Metalloplastic interaction triggers renal oxeiptosis: Novel insights into KEAP1/PGAM5/AIFM1 pathway in snakeheaded fish Channa punctatus

Oxeiptosis, discovered in 2018, is a ROS-triggered, caspase-independent cell death pathway studied so far only in mammals. Our study provides the first validation of oxeiptosis in an aquatic organism, expanding the understanding of oxidative stress-mediated cell death pathways in fish. Channa punctatus were exposed to environmentally relevant concentrations of Polyvinyl chloride microplastics (PVC-MPs) (0.5 mg/L) and copper (0.85 mg/L), both individually and in combination, for 60 days. Renal responses were evaluated through reactive oxygen species (ROS) accumulation, oxidative damage to lipids, proteins, and nucleic acids, alterations in creatinine levels, nephro-architectural deterioration, and oxeiptotic cell death.

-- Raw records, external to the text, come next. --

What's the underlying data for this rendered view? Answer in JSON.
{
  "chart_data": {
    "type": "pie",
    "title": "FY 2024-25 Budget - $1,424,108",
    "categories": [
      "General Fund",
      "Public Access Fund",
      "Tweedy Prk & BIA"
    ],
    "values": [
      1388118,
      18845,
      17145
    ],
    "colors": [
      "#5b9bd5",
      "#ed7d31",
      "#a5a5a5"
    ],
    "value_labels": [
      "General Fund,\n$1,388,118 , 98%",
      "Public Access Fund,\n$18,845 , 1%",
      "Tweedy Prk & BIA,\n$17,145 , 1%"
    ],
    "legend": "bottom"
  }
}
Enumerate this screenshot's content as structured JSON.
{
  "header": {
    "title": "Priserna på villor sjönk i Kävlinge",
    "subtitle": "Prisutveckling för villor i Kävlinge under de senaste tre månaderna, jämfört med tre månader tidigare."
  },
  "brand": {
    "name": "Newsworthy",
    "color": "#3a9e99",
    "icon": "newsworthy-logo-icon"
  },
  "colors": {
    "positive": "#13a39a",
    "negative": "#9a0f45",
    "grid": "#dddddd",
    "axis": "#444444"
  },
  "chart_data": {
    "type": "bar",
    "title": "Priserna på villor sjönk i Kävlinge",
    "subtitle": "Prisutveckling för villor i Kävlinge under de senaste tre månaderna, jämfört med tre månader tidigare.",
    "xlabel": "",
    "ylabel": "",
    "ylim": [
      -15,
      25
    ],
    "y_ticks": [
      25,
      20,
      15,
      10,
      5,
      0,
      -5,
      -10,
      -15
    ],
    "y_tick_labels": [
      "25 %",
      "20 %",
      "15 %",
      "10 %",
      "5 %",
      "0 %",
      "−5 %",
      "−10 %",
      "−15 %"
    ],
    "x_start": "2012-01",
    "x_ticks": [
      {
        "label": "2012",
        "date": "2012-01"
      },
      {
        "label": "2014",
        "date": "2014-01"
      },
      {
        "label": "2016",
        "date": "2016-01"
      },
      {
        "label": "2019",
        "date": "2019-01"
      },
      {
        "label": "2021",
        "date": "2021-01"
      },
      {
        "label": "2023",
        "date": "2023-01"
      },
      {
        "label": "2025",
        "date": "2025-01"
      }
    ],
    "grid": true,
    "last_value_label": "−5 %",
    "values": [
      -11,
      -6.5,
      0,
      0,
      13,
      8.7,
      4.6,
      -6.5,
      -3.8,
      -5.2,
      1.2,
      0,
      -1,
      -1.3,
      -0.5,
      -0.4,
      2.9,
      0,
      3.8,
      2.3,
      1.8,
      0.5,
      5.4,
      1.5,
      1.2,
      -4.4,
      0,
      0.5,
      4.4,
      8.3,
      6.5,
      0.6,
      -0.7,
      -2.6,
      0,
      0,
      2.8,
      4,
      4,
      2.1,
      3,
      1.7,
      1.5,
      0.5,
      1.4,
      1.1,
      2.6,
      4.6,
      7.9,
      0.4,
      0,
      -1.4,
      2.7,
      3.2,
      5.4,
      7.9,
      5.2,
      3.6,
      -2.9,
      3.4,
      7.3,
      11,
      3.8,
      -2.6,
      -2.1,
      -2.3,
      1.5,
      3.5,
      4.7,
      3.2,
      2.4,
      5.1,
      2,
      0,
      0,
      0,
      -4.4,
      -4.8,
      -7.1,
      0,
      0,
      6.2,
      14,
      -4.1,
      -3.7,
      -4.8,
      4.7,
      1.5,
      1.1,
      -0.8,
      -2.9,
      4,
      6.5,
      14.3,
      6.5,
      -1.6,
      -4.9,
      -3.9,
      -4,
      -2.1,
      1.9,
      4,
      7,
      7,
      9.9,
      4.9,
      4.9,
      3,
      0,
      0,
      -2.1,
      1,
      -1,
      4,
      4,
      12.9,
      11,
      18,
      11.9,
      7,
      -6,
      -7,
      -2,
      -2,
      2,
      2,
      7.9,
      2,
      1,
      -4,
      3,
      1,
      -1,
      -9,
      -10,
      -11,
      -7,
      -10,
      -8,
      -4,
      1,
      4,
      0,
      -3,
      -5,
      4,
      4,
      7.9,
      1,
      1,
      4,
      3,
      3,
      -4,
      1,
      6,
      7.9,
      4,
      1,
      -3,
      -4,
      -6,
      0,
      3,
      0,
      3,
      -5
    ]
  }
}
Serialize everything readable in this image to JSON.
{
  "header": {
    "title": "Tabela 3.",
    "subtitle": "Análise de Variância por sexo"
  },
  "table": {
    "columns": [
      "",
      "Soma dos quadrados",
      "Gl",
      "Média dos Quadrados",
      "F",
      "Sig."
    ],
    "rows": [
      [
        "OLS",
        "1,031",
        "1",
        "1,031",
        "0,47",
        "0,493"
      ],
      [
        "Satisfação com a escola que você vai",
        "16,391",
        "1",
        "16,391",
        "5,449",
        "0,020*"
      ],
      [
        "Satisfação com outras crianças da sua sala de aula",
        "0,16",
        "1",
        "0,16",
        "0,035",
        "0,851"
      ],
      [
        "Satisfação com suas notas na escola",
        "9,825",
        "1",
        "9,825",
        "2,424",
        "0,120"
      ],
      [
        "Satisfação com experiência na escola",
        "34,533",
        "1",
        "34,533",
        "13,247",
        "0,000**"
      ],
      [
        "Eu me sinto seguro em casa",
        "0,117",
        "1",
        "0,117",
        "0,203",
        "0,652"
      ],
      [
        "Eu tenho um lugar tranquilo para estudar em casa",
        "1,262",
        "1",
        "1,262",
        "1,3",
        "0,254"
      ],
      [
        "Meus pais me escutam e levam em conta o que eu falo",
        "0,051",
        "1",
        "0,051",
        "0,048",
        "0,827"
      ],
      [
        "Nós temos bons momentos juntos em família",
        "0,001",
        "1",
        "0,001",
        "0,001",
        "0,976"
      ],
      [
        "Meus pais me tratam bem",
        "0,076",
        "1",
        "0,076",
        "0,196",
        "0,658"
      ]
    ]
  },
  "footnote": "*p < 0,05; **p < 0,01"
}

Notably, the highest copper accumulation was detected in kidneys exposed to copper-loaded PVC-MPs. Elevated ROS levels were accompanied by a decline in reduced glutathione (GSH), alongside oxidative damage markers such as heightened lipid peroxidation (LPO), protein carbonylation (PC), and 8-hydroxy-2'-deoxyguanosine (8-OHdG). Kidney dysfunction was evident from markedly increased creatinine levels, while pronounced renal architectural damage further reinforced the severity of toxicity. Molecular perturbations were more pronounced in kidneys exposed to the combined copper-PVC-MPs treatment. Transcriptional analyses indicated the upregulation of keap1, pgam5, and aifm1, with concurrent downregulation of nrf2, substantiating the occurrence of oxeiptosis. Additionally, Principal Component Analysis (PCA) and Pearson correlation analysis established strong associations between oxidative stress, molecular responses, and nephro-structural damage. These findings highlight that PVC-MPs act as carriers of heavy metals, amplifying oxidative stress and exacerbating renal dysfunction in aquatic organisms.